In which I am late to the party

Jul 04, 2007 14:54


The thing I hate about school holidays is that suddenly there are children everywhere. How can they possibly have finished learning everything? And how come Playstation is only fun when they have homework to do, and the rest of the time their preferred pastime is "going to town to scuff my jeans up"?

Anyway, today, many of the children (and I use the term here as a Worldly Great Old One of Almost Twenty-Seven; they were actually high-school students) were engaged in efforts to get me to sign a petition to force a referendum to reverse the Anti-Smacking Law (I liked the way they had recycled old signs by pasting the word "Law" over where they used to say "Bill"). I haven't really had much to say on the issue, certainly not when it was actually topical, but something about the way they presented their argument really got to me. For one thing, none of them actually looked old enough to sign the petition itself, which made me wonder at their motivations (although the letter Proverbs and the numbers 13 and 24 come to mind).

The thrust of their argument seemed to be that "[Sue] Bradford's Law Criminalises Good Parents", which seemed eerily familiar. A few years ago, the government outlawed smoking in bars, and there was a fairly similar sort of outcry (albeit with fewer children). The Government's reasoning was that second-hand smoke had been proven to be harmful; the protesters argued (somewhat tangentially) that smoking was their right, and the two sides never really met in the middle: the Government just won, as is the way with governments everywhere.

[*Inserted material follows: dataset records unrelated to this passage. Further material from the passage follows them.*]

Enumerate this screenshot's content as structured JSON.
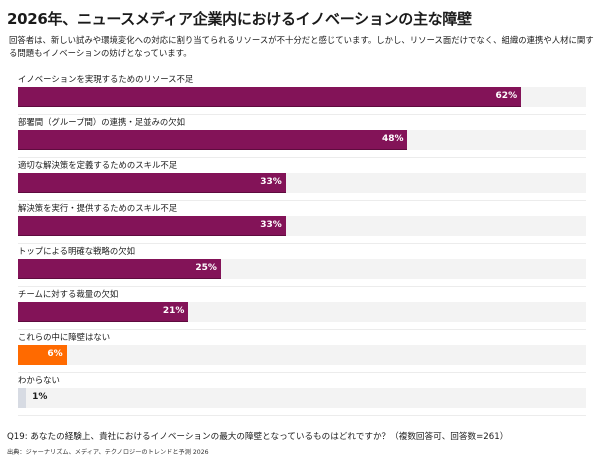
{
  "title": "2026年、ニュースメディア企業内におけるイノベーションの主な障壁",
  "subtitle": "回答者は、新しい試みや環境変化への対応に割り当てられるリソースが不十分だと感じています。しかし、リソース面だけでなく、組織の連携や人材に関する問題もイノベーションの妨げとなっています。",
  "footer": {
    "question": "Q19: あなたの経験上、貴社におけるイノベーションの最大の障壁となっているものはどれですか？（複数回答可、回答数=261）",
    "source": "出典：ジャーナリズム、メディア、テクノロジーのトレンドと予測 2026"
  },
  "colors": {
    "primary": "#831358",
    "highlight": "#ff6a00",
    "neutral": "#d7dbe3",
    "track": "#f3f3f3"
  },
  "chart_data": {
    "type": "bar",
    "orientation": "horizontal",
    "title": "2026年、ニュースメディア企業内におけるイノベーションの主な障壁",
    "xlabel": "",
    "ylabel": "",
    "unit": "%",
    "xlim": [
      0,
      70
    ],
    "grid": false,
    "legend": "none",
    "categories": [
      "イノベーションを実現するためのリソース不足",
      "部署間（グループ間）の連携・足並みの欠如",
      "適切な解決策を定義するためのスキル不足",
      "解決策を実行・提供するためのスキル不足",
      "トップによる明確な戦略の欠如",
      "チームに対する裁量の欠如",
      "これらの中に障壁はない",
      "わからない"
    ],
    "values": [
      62,
      48,
      33,
      33,
      25,
      21,
      6,
      1
    ],
    "value_labels": [
      "62%",
      "48%",
      "33%",
      "33%",
      "25%",
      "21%",
      "6%",
      "1%"
    ],
    "bar_colors": [
      "primary",
      "primary",
      "primary",
      "primary",
      "primary",
      "primary",
      "highlight",
      "neutral"
    ]
  }
}
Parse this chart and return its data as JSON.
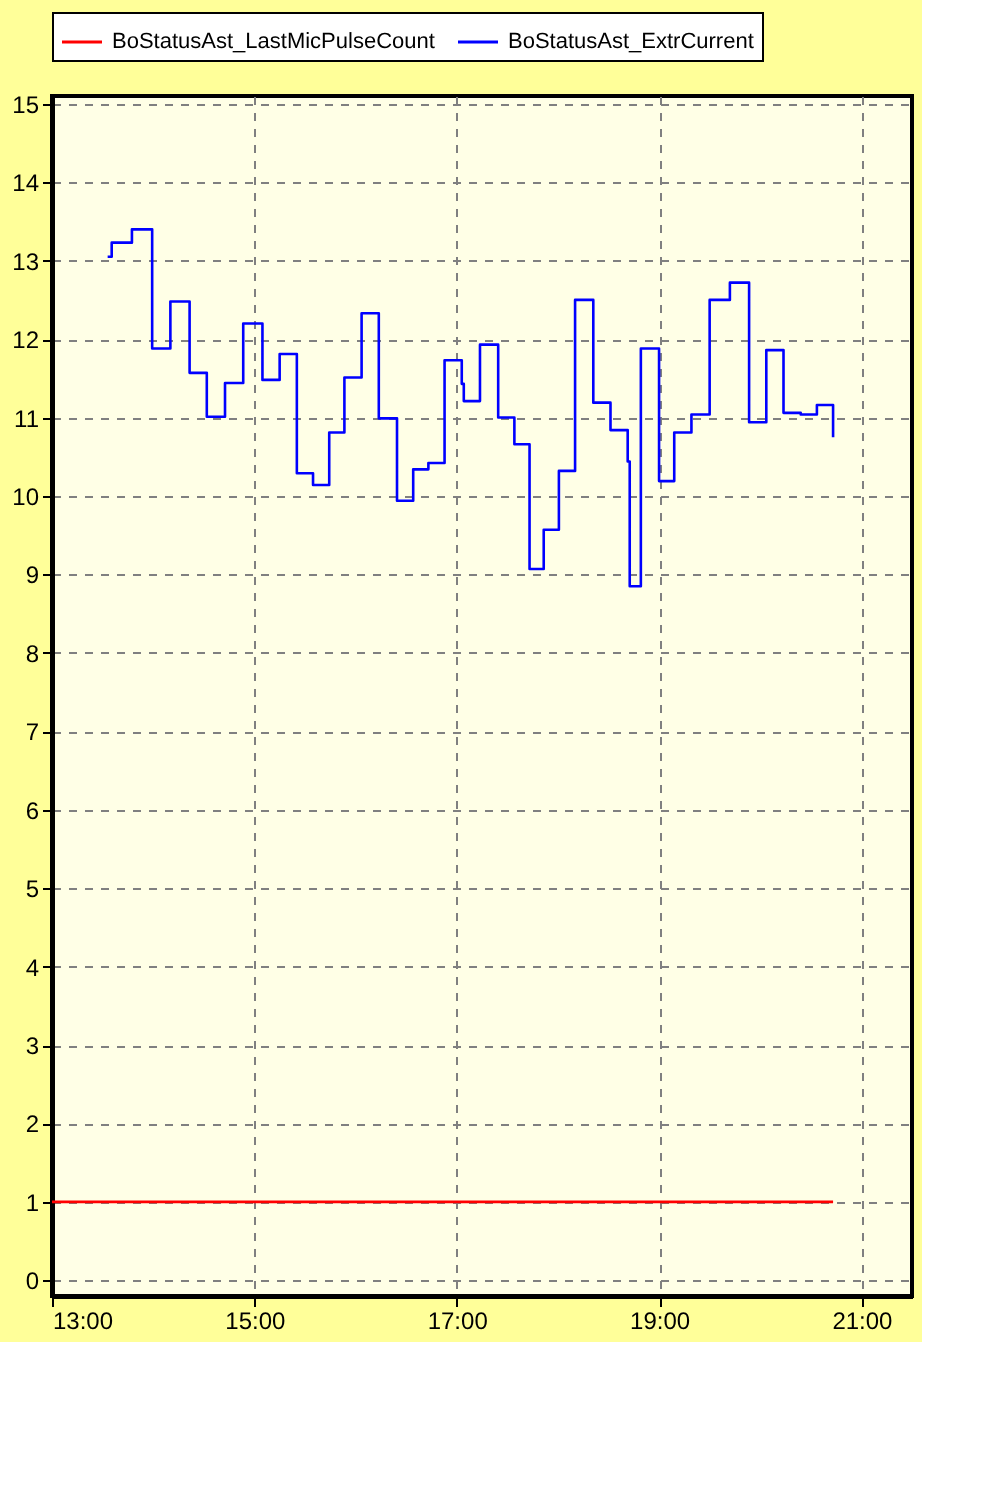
{
  "chart_data": {
    "type": "step",
    "series": [
      {
        "name": "BoStatusAst_LastMicPulseCount",
        "color": "#ff0000",
        "x": [
          13.0,
          20.72
        ],
        "values": [
          1,
          1
        ]
      },
      {
        "name": "BoStatusAst_ExtrCurrent",
        "color": "#0000ff",
        "x": [
          13.55,
          13.59,
          13.79,
          13.99,
          14.17,
          14.36,
          14.53,
          14.71,
          14.89,
          15.08,
          15.25,
          15.42,
          15.58,
          15.74,
          15.89,
          16.06,
          16.23,
          16.41,
          16.57,
          16.72,
          16.88,
          17.05,
          17.07,
          17.23,
          17.41,
          17.57,
          17.72,
          17.86,
          18.01,
          18.17,
          18.35,
          18.52,
          18.69,
          18.71,
          18.82,
          19.0,
          19.15,
          19.32,
          19.5,
          19.7,
          19.89,
          20.06,
          20.23,
          20.4,
          20.56,
          20.72
        ],
        "values": [
          13.05,
          13.23,
          13.4,
          11.88,
          12.48,
          11.57,
          11.01,
          11.44,
          12.2,
          11.48,
          11.81,
          10.29,
          10.14,
          10.81,
          11.51,
          12.33,
          10.99,
          9.94,
          10.34,
          10.42,
          11.73,
          11.43,
          11.21,
          11.93,
          11.0,
          10.66,
          9.07,
          9.57,
          10.32,
          12.5,
          11.19,
          10.84,
          10.44,
          8.85,
          11.88,
          10.19,
          10.81,
          11.04,
          12.5,
          12.72,
          10.94,
          11.86,
          11.06,
          11.04,
          11.16,
          10.75
        ]
      }
    ],
    "xlim": [
      13,
      21.5
    ],
    "xticks": [
      {
        "value": 13,
        "label": "13:00"
      },
      {
        "value": 15,
        "label": "15:00"
      },
      {
        "value": 17,
        "label": "17:00"
      },
      {
        "value": 19,
        "label": "19:00"
      },
      {
        "value": 21,
        "label": "21:00"
      }
    ],
    "ylim": [
      -0.2,
      15.1
    ],
    "yticks": [
      0,
      1,
      2,
      3,
      4,
      5,
      6,
      7,
      8,
      9,
      10,
      11,
      12,
      13,
      14,
      15
    ],
    "grid": true,
    "legend": "top",
    "marker": "none",
    "line_style": "solid"
  }
}
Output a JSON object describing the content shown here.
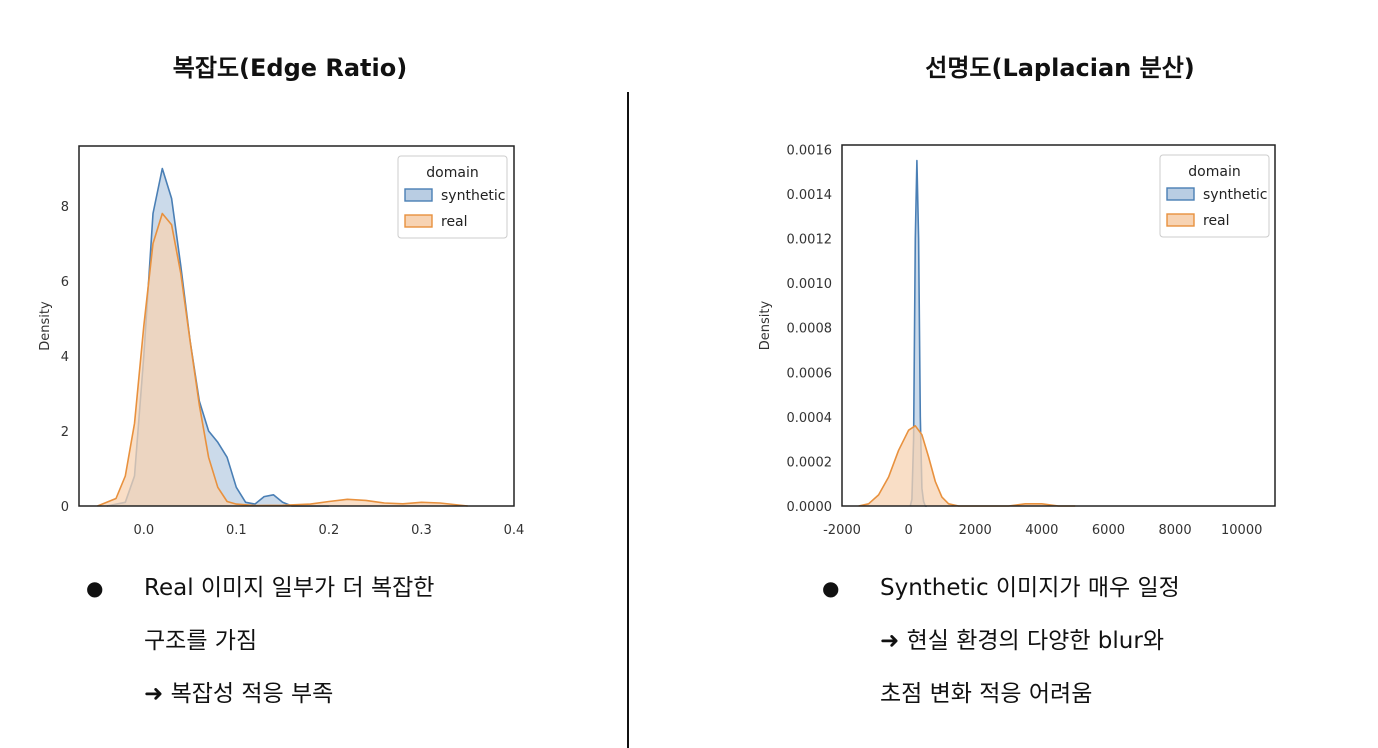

Now, I know some perfectly decent people who smoked in bars before the law change, just as I know some perfectly decent people who smack their kids (my own dear parents included). None of them have killed me so far. But the fact remains that, just as second-hand smoke contributes more than it should to New Zealand's outgoings, there are people who end up killing their own children simply because it is their inalienable (god-given?) right to smack your kids. Let me state my official position, for the record:

People who believe their right to do something that is harmful to another human being outweighs that other's right to not be harmed are fucking batshit crazy.

This seems like basic common sense, right? So it seems to me that the drive for these pieces of legislation is to put people's "god-given rights" into perspective. If society says you in fact don't have the right to hit your kids, maybe that could slowly start changing some attitudes? And all you good parents: if giving up your "right" to smack your kids could change even one person's mind and prevent one child's death, wouldn't that be worth it?

Just personally: I still wouldn't have a problem with smacking a child of mine if I was sure that that was the only way to communicate that they were in immediate danger of physical harm. Shit, I wouldn't even have a problem if it was someone else that did the smacking in that case. But if a kid is old enough to lie to me, I'd think there'd be more appropriate (and ultimately pedagogically sound) punishments than a smack on the bum.

So I'm going back tomorrow, armed with a couple of bits of paper: "Bradford's Bill Criminalises Lazy Parents" and "Bradford's Bill Criminalises Selfish Bigots".

I figure they can just stick them over the top of the ones they've already got.